I recently completed my Masters in the BLISS Lab in the EECS department at UC Berkeley, where I was advised by Prof. Anant Sahai. My master’s thesis explored the role of margins for overparameterized classification problems and can be found here.
I completed my undergraduate studies at UC Berkeley with a major in EECS and minor in Theater and Performance Studies.
My research interests lie within optimization, game theory, and statistical learning theory; I often use tools from signal processing and dynamical systems. Broadly, I am interested in developing theory to inspire the development of principled and robust ML systems. Topics that I am especially interested in are introduced below, and my work can be found in the publications tab.
Overparameterized machine learning: The success of neural networks with many more parameters than available data points cannot be explained by traditional learning theory, which emphasizes the importance of the bias variance tradeoff. Hence a gap has emerged in the theory over the past few years, and the double-descent explanation for generalization has started to gain prominence for regression problems. However, there are various open questions of interest, and my work has focussed on answering the following.
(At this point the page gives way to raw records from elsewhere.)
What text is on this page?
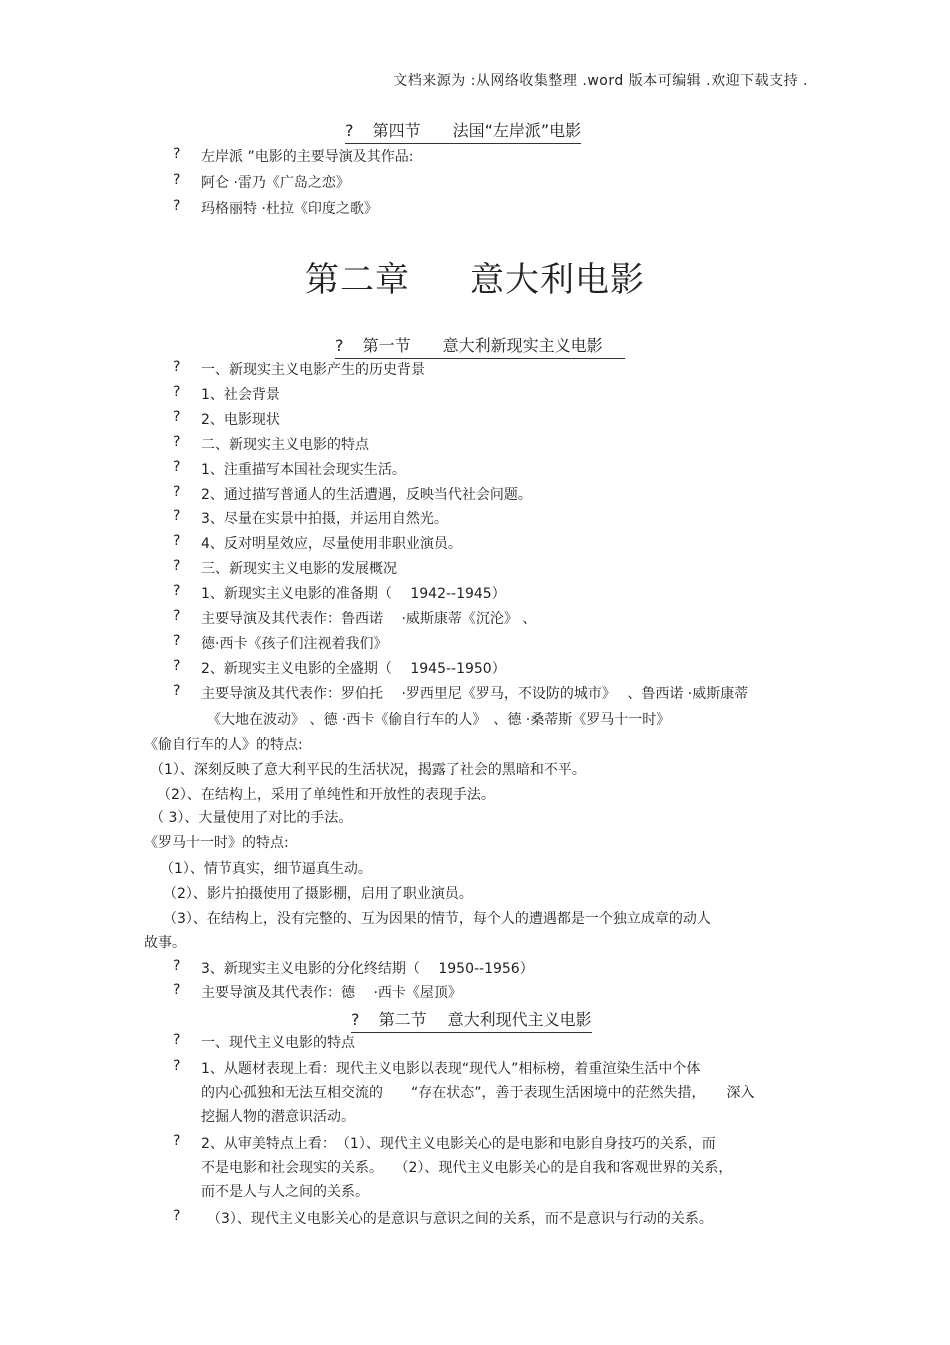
文档来源为 :从网络收集整理 .word 版本可编辑 .欢迎下载支持 .
? 第四节　　法国“左岸派”电影
? 左岸派 ”电影的主要导演及其作品:
? 阿仑 ·雷乃《广岛之恋》
? 玛格丽特 ·杜拉《印度之歌》
第二章 意大利电影
? 第一节　　意大利新现实主义电影
? 一、新现实主义电影产生的历史背景
? 1、社会背景
? 2、电影现状
? 二、新现实主义电影的特点
? 1、注重描写本国社会现实生活。
? 2、通过描写普通人的生活遭遇，反映当代社会问题。
? 3、尽量在实景中拍摄，并运用自然光。
? 4、反对明星效应，尽量使用非职业演员。
? 三、新现实主义电影的发展概况
? 1、新现实主义电影的准备期（　 1942--1945）
? 主要导演及其代表作：鲁西诺　 ·威斯康蒂《沉沦》 、
? 德·西卡《孩子们注视着我们》
? 2、新现实主义电影的全盛期（　 1945--1950）
? 主要导演及其代表作：罗伯托　 ·罗西里尼《罗马，不设防的城市》　 、鲁西诺 ·威斯康蒂
《大地在波动》 、德 ·西卡《偷自行车的人》　、德 ·桑蒂斯《罗马十一时》
《偷自行车的人》的特点:
（1）、深刻反映了意大利平民的生活状况，揭露了社会的黑暗和不平。
（2）、在结构上，采用了单纯性和开放性的表现手法。
（ 3）、大量使用了对比的手法。
《罗马十一时》的特点:
（1）、情节真实，细节逼真生动。
（2）、影片拍摄使用了摄影棚，启用了职业演员。
（3）、在结构上，没有完整的、互为因果的情节，每个人的遭遇都是一个独立成章的动人
故事。
? 3、新现实主义电影的分化终结期（　 1950--1956）
? 主要导演及其代表作：德　 ·西卡《屋顶》
? 第二节　 意大利现代主义电影
? 一、现代主义电影的特点
? 1、从题材表现上看：现代主义电影以表现“现代人”相标榜，着重渲染生活中个体
的内心孤独和无法互相交流的　　“存在状态”，善于表现生活困境中的茫然失措，　　深入
挖掘人物的潜意识活动。
? 2、从审美特点上看：　（1）、现代主义电影关心的是电影和电影自身技巧的关系，而
不是电影和社会现实的关系。　 （2）、现代主义电影关心的是自我和客观世界的关系，
而不是人与人之间的关系。
? （3）、现代主义电影关心的是意识与意识之间的关系，而不是意识与行动的关系。
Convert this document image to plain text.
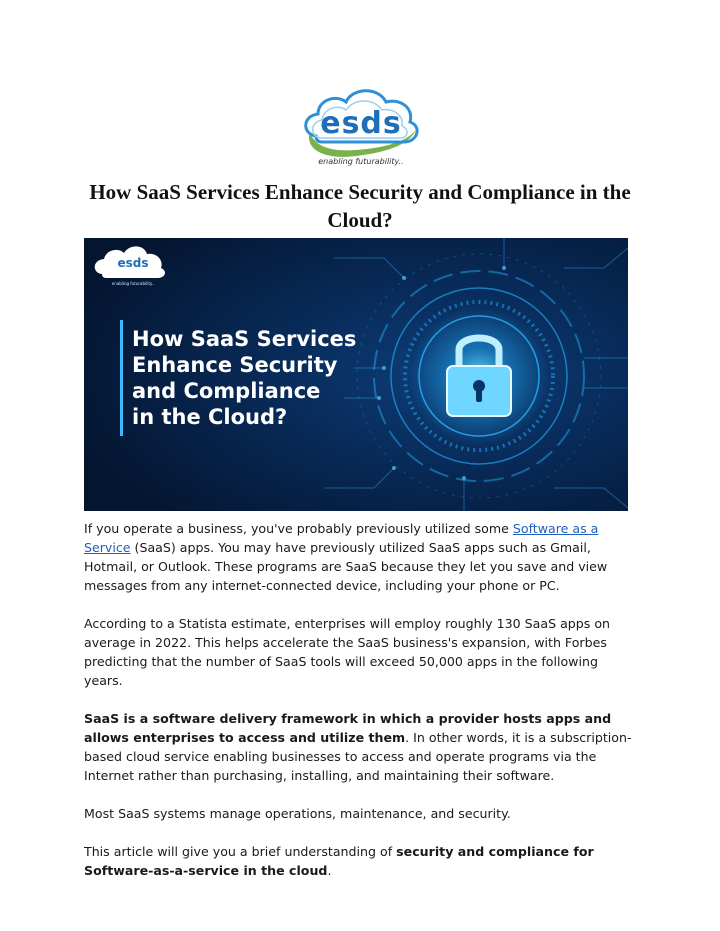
esds
enabling futurability..
How SaaS Services Enhance Security and Compliance in the Cloud?
esds
enabling futurability..
How SaaS Services
Enhance Security
and Compliance
in the Cloud?

If you operate a business, you've probably previously utilized some Software as a Service (SaaS) apps. You may have previously utilized SaaS apps such as Gmail, Hotmail, or Outlook. These programs are SaaS because they let you save and view messages from any internet-connected device, including your phone or PC.

According to a Statista estimate, enterprises will employ roughly 130 SaaS apps on average in 2022. This helps accelerate the SaaS business's expansion, with Forbes predicting that the number of SaaS tools will exceed 50,000 apps in the following years.

SaaS is a software delivery framework in which a provider hosts apps and allows enterprises to access and utilize them. In other words, it is a subscription-based cloud service enabling businesses to access and operate programs via the Internet rather than purchasing, installing, and maintaining their software.

Most SaaS systems manage operations, maintenance, and security.

This article will give you a brief understanding of security and compliance for Software-as-a-service in the cloud.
- Does double-descent apply to classification problems as well, and are these easier or harder than regression problems in overparameterized setups?
- How do lifted models differ from linear models for overparameterized classification, and can adversarial examples be understood as a consequence of overparameterization?
- The double-descent explanation emphasizes the importance of having the right prior, something that is central to all Bayesian reasoning. But where does the prior come from? We propose meta-learning as an answer.
Convergence of gradient-algorithms in Game Theory: An increasing number of challenges in adversarial machine learning can be best understood as game-theoretic problems. However, practitioners either ignore these game-effects or address them in ad-hoc ways. I am working to develop theory to identify when these adopted approaches can be shown to possess desirable convergence properties and to propose alternatives with guarantees when they do not.